Forum Moderators: phranque

Message Too Old, No Replies

Search Engine Optimization

Textarea texts and HTML comments

         

anshul

7:04 am on Nov 3, 2005 (gmt 0)

10+ Year Member



Do search engines index content provided in a form textarea. For example, I may be writing a programming code and put many programming examples commented (<!-- -->) in a textarea.

anshul

12:25 pm on Nov 11, 2005 (gmt 0)

10+ Year Member



I've one other question:

Is using underscore(_) in Web page name or directory name worse than using minus(-)?

Please reply my this and previous query.
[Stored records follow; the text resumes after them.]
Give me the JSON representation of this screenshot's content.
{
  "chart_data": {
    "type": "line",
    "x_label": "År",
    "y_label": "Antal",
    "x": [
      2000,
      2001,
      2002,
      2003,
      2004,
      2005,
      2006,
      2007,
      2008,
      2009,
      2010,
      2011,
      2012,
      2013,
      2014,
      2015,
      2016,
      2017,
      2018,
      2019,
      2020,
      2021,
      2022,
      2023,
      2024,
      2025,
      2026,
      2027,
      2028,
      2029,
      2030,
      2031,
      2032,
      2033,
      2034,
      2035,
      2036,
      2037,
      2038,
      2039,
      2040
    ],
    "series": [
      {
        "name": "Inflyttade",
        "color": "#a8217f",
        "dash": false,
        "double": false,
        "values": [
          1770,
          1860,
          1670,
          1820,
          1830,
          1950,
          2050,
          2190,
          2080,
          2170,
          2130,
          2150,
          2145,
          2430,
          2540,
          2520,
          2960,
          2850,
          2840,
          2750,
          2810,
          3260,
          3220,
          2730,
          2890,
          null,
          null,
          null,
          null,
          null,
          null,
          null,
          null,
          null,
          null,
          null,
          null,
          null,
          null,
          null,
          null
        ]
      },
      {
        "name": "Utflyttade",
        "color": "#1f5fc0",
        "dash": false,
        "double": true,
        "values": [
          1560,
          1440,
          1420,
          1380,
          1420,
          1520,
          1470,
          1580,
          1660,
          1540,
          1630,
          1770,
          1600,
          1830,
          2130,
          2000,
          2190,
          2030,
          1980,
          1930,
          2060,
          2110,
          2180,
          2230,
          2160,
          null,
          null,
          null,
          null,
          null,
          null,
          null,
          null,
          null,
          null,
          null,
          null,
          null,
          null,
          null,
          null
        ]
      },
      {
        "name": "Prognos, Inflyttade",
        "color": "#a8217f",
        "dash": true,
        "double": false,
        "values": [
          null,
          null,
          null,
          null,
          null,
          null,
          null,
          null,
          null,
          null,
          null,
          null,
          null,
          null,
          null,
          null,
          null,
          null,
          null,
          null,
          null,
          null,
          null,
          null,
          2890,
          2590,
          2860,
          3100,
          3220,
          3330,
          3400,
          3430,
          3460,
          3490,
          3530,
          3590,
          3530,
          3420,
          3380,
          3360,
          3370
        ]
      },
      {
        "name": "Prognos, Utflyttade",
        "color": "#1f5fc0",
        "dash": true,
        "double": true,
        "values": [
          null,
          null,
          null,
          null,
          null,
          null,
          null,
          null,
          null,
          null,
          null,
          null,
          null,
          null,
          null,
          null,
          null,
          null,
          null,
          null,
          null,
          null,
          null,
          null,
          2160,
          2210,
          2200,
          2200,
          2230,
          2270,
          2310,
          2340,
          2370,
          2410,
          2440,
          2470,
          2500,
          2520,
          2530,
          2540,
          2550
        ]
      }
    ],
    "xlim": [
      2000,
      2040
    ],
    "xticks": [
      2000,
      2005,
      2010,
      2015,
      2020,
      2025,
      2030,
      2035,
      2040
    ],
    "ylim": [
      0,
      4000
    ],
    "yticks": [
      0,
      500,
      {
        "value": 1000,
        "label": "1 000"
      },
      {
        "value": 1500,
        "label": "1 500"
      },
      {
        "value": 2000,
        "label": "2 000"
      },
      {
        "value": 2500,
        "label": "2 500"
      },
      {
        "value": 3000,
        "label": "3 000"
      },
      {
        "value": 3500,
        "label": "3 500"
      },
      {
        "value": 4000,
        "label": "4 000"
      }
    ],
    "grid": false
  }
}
Thanks.

stapel

2:29 pm on Nov 11, 2005 (gmt 0)

WebmasterWorld Senior Member 10+ Year Member



Yes, search engines do appear to index content in text areas. (I have one just, and it is in Google.) I don't know how "commenting out" the text will affect this, however.

I wouldn't think underscores would be "worse" than hyphens, and I use underscores without any trouble.

Eliz.

trillianjedi

3:00 pm on Nov 11, 2005 (gmt 0)

WebmasterWorld Senior Member 10+ Year Member



Is using underscore(_) in Web page name or directory name worse than using minus(-)?

The major engines will index a "-" as a space, but ignore an underscore.

So if you're trying to put keywords into URL's, you definitely want to use the dash and not an underscore, eg:-

/shiny-widgets.html (to an SE "shiny widgets")

and not

/shiny_widgets.html (to an SE "shinywidgets")

If you're not concerned with keywords being visible in the URL by SE's, then it makes no difference.

TJ

anshul

6:08 am on Nov 12, 2005 (gmt 0)

10+ Year Member



The major engines will index a "-" as a space, but ignore an underscore.
I undertood.Thanks.

I wanna know if Google, MSN, DMOZ, Yahoo! differentiate b/w _ and -
Most of other search engines take (most times, totally rely on) their results like Alexa(Google), AltaVista(Yahoo!), AlltheWeb(?), HotBot(?) ..

Next, I think, its wrong to consider words separated bt underscore as a single string. This is the error in their algorithm and may be, in recent future, non-major engines and directories will correct this.

I use underscores without any trouble.